Thank prospects in your appeal for their future giving. When you show them you consider them to be caring people, it plays into the vision of the person they would like to see when they look into the mirror. It’s an ego booster that predisposes them to think well of you.

You can grab a few more magic words here.

SUMMARY: Pull These Elements of a Successful Email Appeal out of Your Hat to Boost Year-End Response

Generally all these things will have an impact. Think about each element separately and carefully; sprinkle in magic wherever you can.

  1. Sender.
  2. Reply email
  3. Send time.
  4. Subject line.
  5. Preview pane text.
  6. Design.
  7. Copy.
  8. Tone.
  9. Images.
  10. Call to action.

Keep in mind there are tons of variables, and no single magic formula. What works for you may work differently for another charity. 

  • Test for yourself to be crystal clear what works best for you. 
  • Learn from the examples and experiences of others on sites such as SOFII and NextAfter
  • Create a ‘swipe file’ of fundraising email appeals you receive that cause you to open and give.  Ask others on your team, board and staff, to collect these winning email examples for you as well.
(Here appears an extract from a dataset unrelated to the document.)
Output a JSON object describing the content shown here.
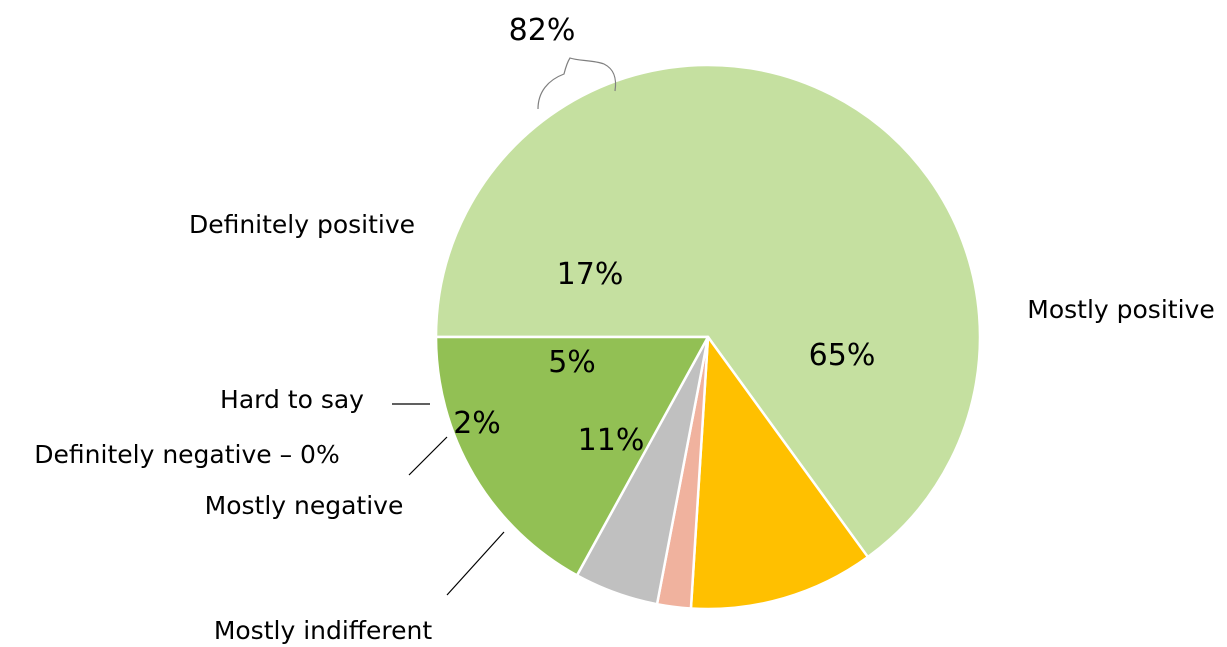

I love to use my personal file as a creative springboard when I’m challenged to write a new appeal. Check out this article about how to develop a creative sample file.

Finally, remember people give to people. Try to rediscover the humanity of the communication. Email fundraising is not a quantity game; it’s a quality game. Simply “blasting” out emails accomplishes little if they have no magic in them. It keeps you busy and gets tasks checked off your list, but it’s not a good strategy.

Fundraising is about relationships, built by conversations. Giving is an act of trust, built by putting your donor first. This is earned by integrity, transparency and clarity. 

And a little bit of magic never hurts.